Abstract

In previous studies, we have shown that mouse RAW 264.7 macrophages possess pyrimidinoceptors, coupled to a phosphoinositide-specific phospholipase C, with a higher specificity for UTP than for ATP. In the current study, we explored the mechanism involved in the UTP-induced intracellular acidification seen in this cell line.

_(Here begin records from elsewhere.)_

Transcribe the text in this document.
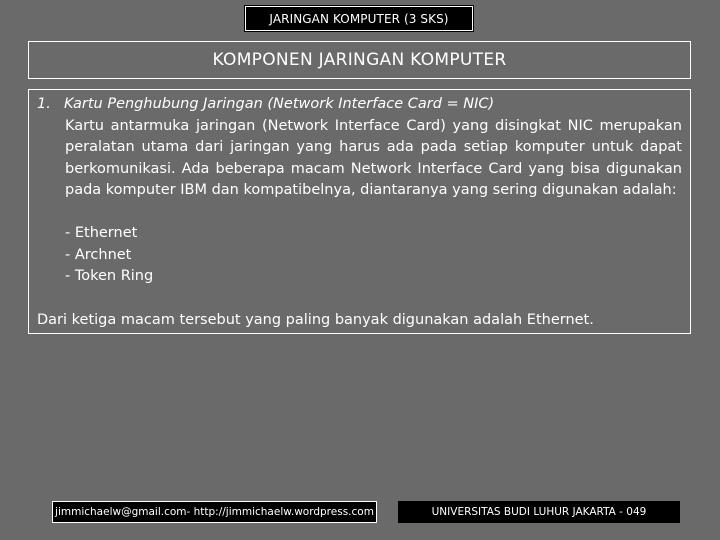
JARINGAN KOMPUTER (3 SKS)
KOMPONEN JARINGAN KOMPUTER
1. Kartu Penghubung Jaringan (Network Interface Card = NIC)
Kartu antarmuka jaringan (Network Interface Card) yang disingkat NIC merupakan peralatan utama dari jaringan yang harus ada pada setiap komputer untuk dapat berkomunikasi. Ada beberapa macam Network Interface Card yang bisa digunakan pada komputer IBM dan kompatibelnya, diantaranya yang sering digunakan adalah:
- Ethernet
- Archnet
- Token Ring
Dari ketiga macam tersebut yang paling banyak digunakan adalah Ethernet.
jimmichaelw@gmail.com- http://jimmichaelw.wordpress.com	UNIVERSITAS BUDI LUHUR JAKARTA - 049
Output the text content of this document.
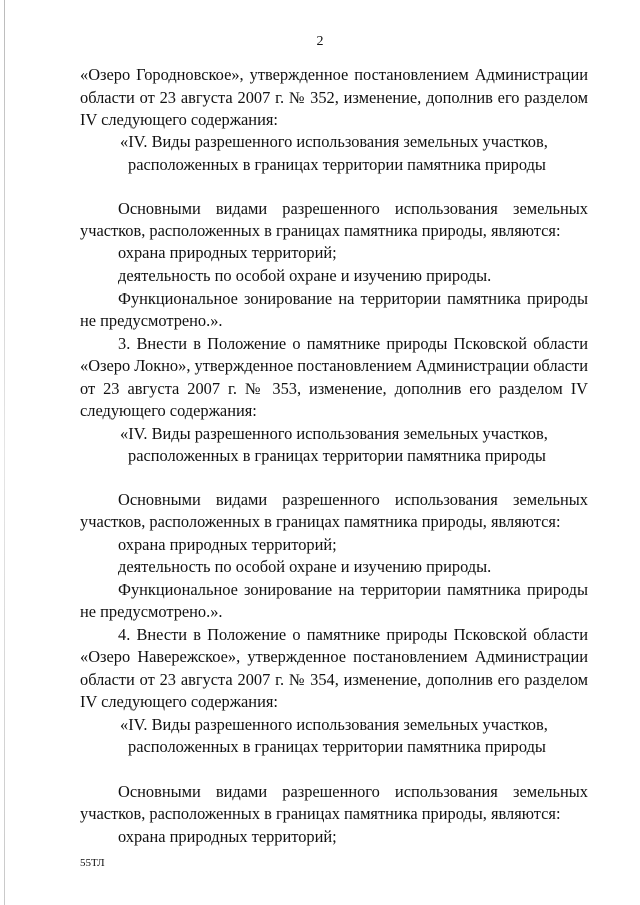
2
«Озеро Городновское», утвержденное постановлением Администрации
области от 23 августа 2007 г. № 352, изменение, дополнив его разделом
IV следующего содержания:
«IV. Виды разрешенного использования земельных участков,
расположенных в границах территории памятника природы
Основными видами разрешенного использования земельных
участков, расположенных в границах памятника природы, являются:
охрана природных территорий;
деятельность по особой охране и изучению природы.
Функциональное зонирование на территории памятника природы
не предусмотрено.».
3. Внести в Положение о памятнике природы Псковской области
«Озеро Локно», утвержденное постановлением Администрации области
от 23 августа 2007 г. № 353, изменение, дополнив его разделом IV
следующего содержания:
«IV. Виды разрешенного использования земельных участков,
расположенных в границах территории памятника природы
Основными видами разрешенного использования земельных
участков, расположенных в границах памятника природы, являются:
охрана природных территорий;
деятельность по особой охране и изучению природы.
Функциональное зонирование на территории памятника природы
не предусмотрено.».
4. Внести в Положение о памятнике природы Псковской области
«Озеро Навережское», утвержденное постановлением Администрации
области от 23 августа 2007 г. № 354, изменение, дополнив его разделом
IV следующего содержания:
«IV. Виды разрешенного использования земельных участков,
расположенных в границах территории памятника природы
Основными видами разрешенного использования земельных
участков, расположенных в границах памятника природы, являются:
охрана природных территорий;
55ТЛ
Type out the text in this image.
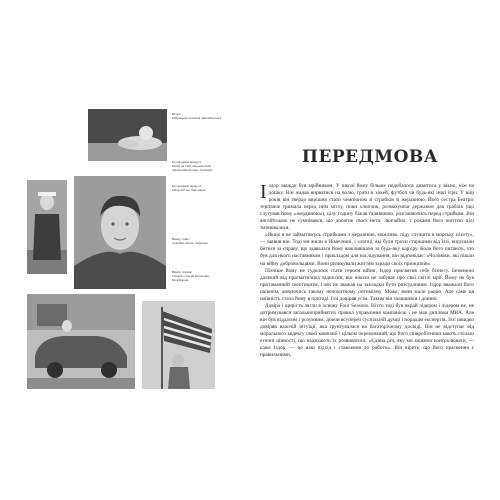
Вгорі:
Підрощене немовля прокидається
Посередині ліворуч:
Поїзд на схід, Альмонський провінційний парк, Онтаріо
Посередині ліворуч:
Іздор під час бар-міцви
Внизу зліва:
Середня школа, Торонто
Внизу справа:
істерія Семена Катиліна, Каліфорнія
ПЕРЕДМОВА

Іздор завжди був мрійником. У школі йому більше подобалося дивитися у вікно, ніж на дошку. Він жадав вирватися на волю, грати в хокей, футбол чи будь-які інші ігри. У віці років він твердо вирішив стати чемпіоном зі стрибків зі жердиною. Його сестра Беатріс терпляче тримала перед ним мітлу, поки хлопчик, розмахуючи держаком для граблів (що слугував йому «жердиною»), цілу годину біжав галявиною, розганяючись перед стрибком. Він англійською не сумнівався, що досягне своєї мети. Звичайно, з роками його життєві цілі змінювалися.

«Якщо я не займатимусь стрибками з жердиною, можливо, піду служити в морську піхоту», — заявив він. Тоді ми жили в Німеччині, і хлопці, які були трохи старшими від Іззі, вирушали битися за справу, що здавалася йому важливішою за будь-яку кар'єру. Коли його питають, хто був для нього наставником і прикладом для наслідування, він відповідає: «Чоловіки, які пішли на війну добровольцями. Вони ризикували життям заради своїх принципів».

Пізніше йому не судилося стати героєм війни, Іздор присвятив себе бізнесу. Безмежно далекий від прагматичних відносин, він ніколи не забуває про свої світлі мрії. Йому не був притаманний скептицизм, і він не зважав на закладки бути розсудливим. Іздор вважали його наївним, дивуючись такому непохитному оптимізму. Може, вони мали рацію. Але саме ця наївність стала йому в пригоді. Іззі довіряв усім. Таким він залишився і донині.

Довіра і щирість лягли в основу Four Seasons. Ніхто тоді був вкрай лідером і лідером не, не дотримувався загальноприйнятих правил управління компанією і не мав диплома MBA. Але він був віддасим і розумним, діючи всупереч суспільній думці і порадам експертів. Іззі швидко довіряв власній інтуїції, яка ґрунтувалася на багаторічному досвіді. Він не відступає від морального кодексу своєї компанії і цілком переконаний, що його співробітники мають спільні етичні цінності, що надихають їх розвиватися. «Єдина річ, яку ми можемо контролювати, — каже Іздор, — це наш підхід і ставлення до роботи». Він вірить, що його прагнення є правильними,
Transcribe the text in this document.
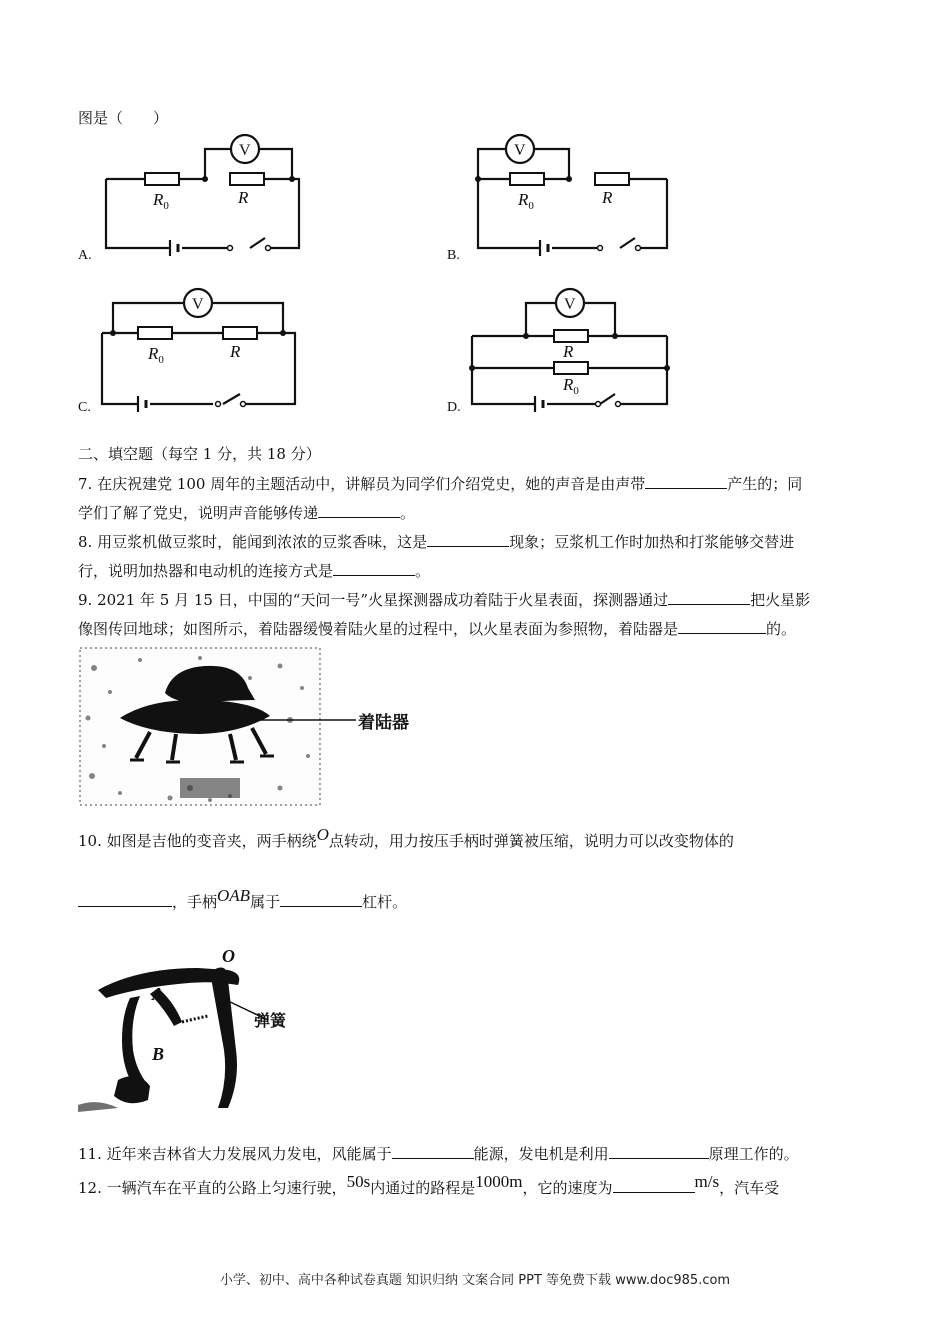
图是（　　）
V
$R_0$	R
A.
V
$R_0$	R
B.
V
$R_0$	R
C.
V
R
$R_0$
D.
二、填空题（每空 1 分，共 18 分）
7. 在庆祝建党 100 周年的主题活动中，讲解员为同学们介绍党史，她的声音是由声带	产生的；同
学们了解了党史，说明声音能够传递	。
8. 用豆浆机做豆浆时，能闻到浓浓的豆浆香味，这是	现象；豆浆机工作时加热和打浆能够交替进
行，说明加热器和电动机的连接方式是	。
9. 2021 年 5 月 15 日，中国的“天问一号”火星探测器成功着陆于火星表面，探测器通过	把火星影
像图传回地球；如图所示，着陆器缓慢着陆火星的过程中，以火星表面为参照物，着陆器是	的。
着陆器
10. 如图是吉他的变音夹，两手柄绕O点转动，用力按压手柄时弹簧被压缩，说明力可以改变物体的
，手柄OAB属于	杠杆。
O
A
B
弹簧
11. 近年来吉林省大力发展风力发电，风能属于	能源，发电机是利用	原理工作的。
12. 一辆汽车在平直的公路上匀速行驶，50s内通过的路程是1000m，它的速度为	m/s，汽车受
小学、初中、高中各种试卷真题 知识归纳 文案合同 PPT 等免费下载 www.doc985.com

UTP (30 μm) caused a reversible pH_i decrease of 0.16 ± 0.01 unit; this effect was not influenced by the removal of extracellular Cl⁻ or Na⁺ ions or by pretreatment with 5-(N-ethyl-N-isopropyl)-amiloride (10 μm), 5-nitro-2-(3-phenylpropylamino)benzoic acid (100 μm), staurosporine (1 μm), or Ro 31–8220 (1 μm) but was completely abolished by the removal of extracellular Ca²⁺. UTP (30 μm), thapsigargin (1 μm), and ionomycin (1 μm) each induced a similar extent of external Ca²⁺-dependent acidification with a similar time-dependency, but the effects were nonadditive. To further investigate the Ca²⁺-dependent mechanism, we studied the involvement of arachidonic acid (AA) and eicosanoid metabolites. The addition of AA (10 μm) but not arachidic acid (100 μm) produced a reduction in pH_i. UTP, thapsigargin, and ionomycin induced Ca²⁺-dependent AA release. Furthermore, 4-bromo-phenacyl bromide [30 μm, a phospholipase A₂ (PLA₂) inhibitor], nordihydroguaiaretic acid (50 μm, a lipoxygenase inhibitor), and MK-886 (10 μm, a 5-lipoxygenase-activating protein inhibitor) abolished the UTP- or ionomycin-induced responses, whereas indomethacin (30 μm, a cyclooxygenase inhibitor) and baicalein (10 μm, a selective 12-lipoxygenase inhibitor) had no effect. MAFP (a cPLA₂ inhibitor) and REV 5901 (a 5-lipoxygenase inhibitor as well as a competitive antagonist of peptide leukotrienes), but not RHC 80267 (a diacylglycerol lipase inhibitor), also inhibited the UTP-induced response. In contrast, the pH_i response to AA was unaffected by the presence of 4-bromo-phenacyl bromide or the removal of extracellular Ca²⁺ ions but abolished by addition of NDGA. Exogenous 5-hydroperoxyeicosatetraenoic acid (2 μm) also produced marked acidification, and UTP and ionomycin both induced peptide leukotriene formation. In conclusion, this is the first report indicating that lipoxygenase metabolites act as mediators of the Ca²⁺-dependent acidification seen in macrophages in response to UTP or ionomycin via activation of cPLA₂ and AA release.